Happily enough, there are scores of women who have turned entrepreneurs across India today. While many of them are involved in the entertainment business, advertising, film industry and beauty products, quite a few women with science and technology degrees have established biotechnology and drug companies that make useful and profitable products. In addition, many women with MD degrees specialise in ophthalmology (vision care for the needy), neurology, pregnancy-related issues (a child born is a child saved for the future), and other medical disciplines.

Thus, with all the efforts of the government across India, the private and public-spirited women entrepreneurs, India has fast become not a ‘developing country’, but a developed one!

This is true even at the governmental and political level. Statistics tell us that nearly half the world’s people believe that men make better political and business leaders than women. Gender biases are more pronounced in both low and high Human Development Index (HDI) countries. These biases hold across regions, income, level of development and cultures, thus making them a global issue.

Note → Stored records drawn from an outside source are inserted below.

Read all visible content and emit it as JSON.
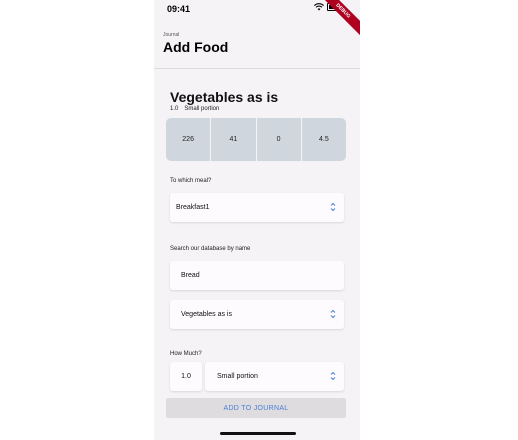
{
  "status": {
    "time": "09:41"
  },
  "debug_ribbon": "DEBUG",
  "header": {
    "breadcrumb": "Journal",
    "title": "Add Food"
  },
  "food": {
    "name": "Vegetables as is",
    "quantity": "1.0",
    "portion": "Small portion",
    "macros": [
      "226",
      "41",
      "0",
      "4.5"
    ]
  },
  "meal": {
    "label": "To which meal?",
    "selected": "Breakfast1"
  },
  "search": {
    "label": "Search our database by name",
    "value": "Bread",
    "result_selected": "Vegetables as is"
  },
  "amount": {
    "label": "How Much?",
    "quantity": "1.0",
    "unit_selected": "Small portion"
  },
  "actions": {
    "add_label": "ADD TO JOURNAL"
  },
  "colors": {
    "accent": "#4a7fd4",
    "macro_bg": "#cfd6de",
    "debug": "#b00020"
  }
}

Against this background, India (touted as a developing country) has done remarkably better. One example will suffice. The first President of the U.S. George Washington, was sworn in as President in 1789. The U.S. has had 46 Presidents so far. But none of them were women! Here, India has the trump card. Of the 15 Presidents so far, two have been women: Pratibha Patil (2007-2012) and Draupadi Murmu (current President). Even when we look at our immediate neighbours, we have had women heading important offices. Benazir Bhutto was the Prime Minister of Pakistan, Sheikh Hasina is the current Prime Minister of Bangladesh, Bidya Devi Bhandari was the second President of Nepal, and Dolma Gyari was the woman Prime Minister of Tibet between 1991-2011. And several ‘developing countries’ in Latin America have had women Presidents and Prime Ministers.

Let us thus have happy women’s days and years.